Admittedly, some of this could also be said about some of the series whose place in the TV canon I’d consider less debatable; in particular the granddaddy of them all, The Sopranos, also kept telling variations on the same story. However, while The Sopranos had overarching plots they were always secondary to the series’ themes. The saga of Tony Soprano was much more structured like a series of short stories, each reinforcing the central themes, one of which was that the circularity of Tony’s life as a mob boss and his cycles of self-pity and self-exoneration: Tony Soprano was not a character who could develop, he was someone who at best could feign development as a way of distracting himself and others from his own monstrosity. In that sense, repetition fulfilled a similar purpose in The Sopranos as it did in The Peanuts: like Charlie Brown coming back again and again for another attempt to kick that football, Tony would keep going through the motions of trying to develop as a person, as a husband, a father and a boss. The repetition was there to make a point about Tony and his world.

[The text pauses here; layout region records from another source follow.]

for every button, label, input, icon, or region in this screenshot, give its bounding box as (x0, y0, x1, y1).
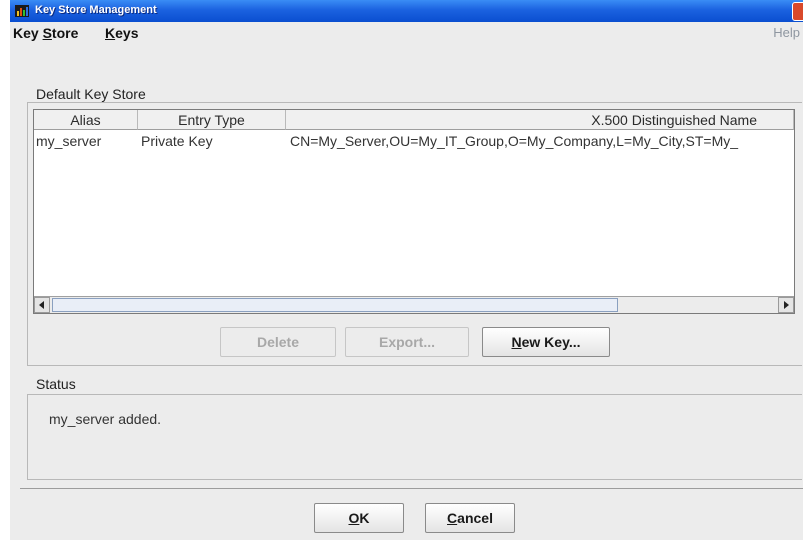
cell-dn: CN=My_Server,OU=My_IT_Group,O=My_Company… (290, 133, 739, 149)
keystore-table[interactable]: Alias Entry Type X.500 Distinguished Nam… (33, 109, 795, 314)
cancel-button[interactable]: Cancel (425, 503, 515, 533)
dialog-divider (20, 488, 803, 489)
new-key-button[interactable]: New Key... (482, 327, 610, 357)
title-bar[interactable]: Key Store Management (10, 0, 803, 22)
column-header-entry-type[interactable]: Entry Type (138, 110, 286, 130)
menu-help[interactable]: Help (773, 25, 800, 40)
scroll-left-arrow-icon[interactable] (34, 297, 50, 313)
column-header-dn[interactable]: X.500 Distinguished Name (286, 110, 794, 130)
scroll-right-arrow-icon[interactable] (778, 297, 794, 313)
status-message: my_server added. (49, 411, 162, 427)
column-header-alias[interactable]: Alias (34, 110, 138, 130)
keystore-group-title: Default Key Store (36, 86, 146, 102)
status-group-title: Status (36, 376, 76, 392)
delete-button[interactable]: Delete (220, 327, 336, 357)
cell-alias: my_server (36, 133, 102, 149)
ok-button[interactable]: OK (314, 503, 404, 533)
key-store-management-window: Key Store Management Key Store Keys Help… (10, 0, 803, 540)
status-group-border (27, 394, 802, 480)
menu-keys[interactable]: Keys (105, 25, 138, 41)
menu-key-store[interactable]: Key Store (13, 25, 78, 41)
app-icon (15, 5, 29, 17)
horizontal-scrollbar[interactable] (34, 296, 794, 313)
scrollbar-thumb[interactable] (52, 298, 618, 312)
close-icon[interactable] (792, 2, 803, 21)
window-title: Key Store Management (35, 4, 157, 16)
cell-entry-type: Private Key (141, 133, 213, 149)
export-button[interactable]: Export... (345, 327, 469, 357)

This sort of circularity and futility was not a core part of The Americans to the same extent; its own tendency towards repetition and escalation – upping the ante but essentially hitting the same story beats – made it feel closer to other TV series. This doesn’t take anything away from its strengths, but to my mind it resulted in the series never quite becoming more than an example of very good craftsmanship. I can imagine a version of The Americans that is either much more focused and stripped down to the bare essentials or alternatively one that is more loosely structured but driven more by its themes than by what happens next (which, in turn, may only come to a head three episodes later because of what would a season be without the prerequisite number of episodes?).
Don’t get me wrong: the version of The Americans that we got was very good, sometimes excellent TV, in particular due to its actors, but it rarely felt like it had the ambition to transcend the medium. It came closest in the private moments between characters, the scenes that felt like chamber plays where the characters’ personalities, beliefs and emotions rubbed against each other, generating dramatic energy, or alternatively in the wordless moments when we watched the consummate professionals Elizabeth and Philip at work and when success and catastrophe were just a hair’s breadth apart – or possibly they were the same thing, just seen from different perspectives. And while for me The Americans as a whole didn’t quite live up to its potential, its final few episodes were close enough to that ideal version of the series that I’d been hoping to see for six seasons. It would be a shame to miss out on the fact that The Americans was consistently pretty damn good just because of this idea that it should have, and could have, been better.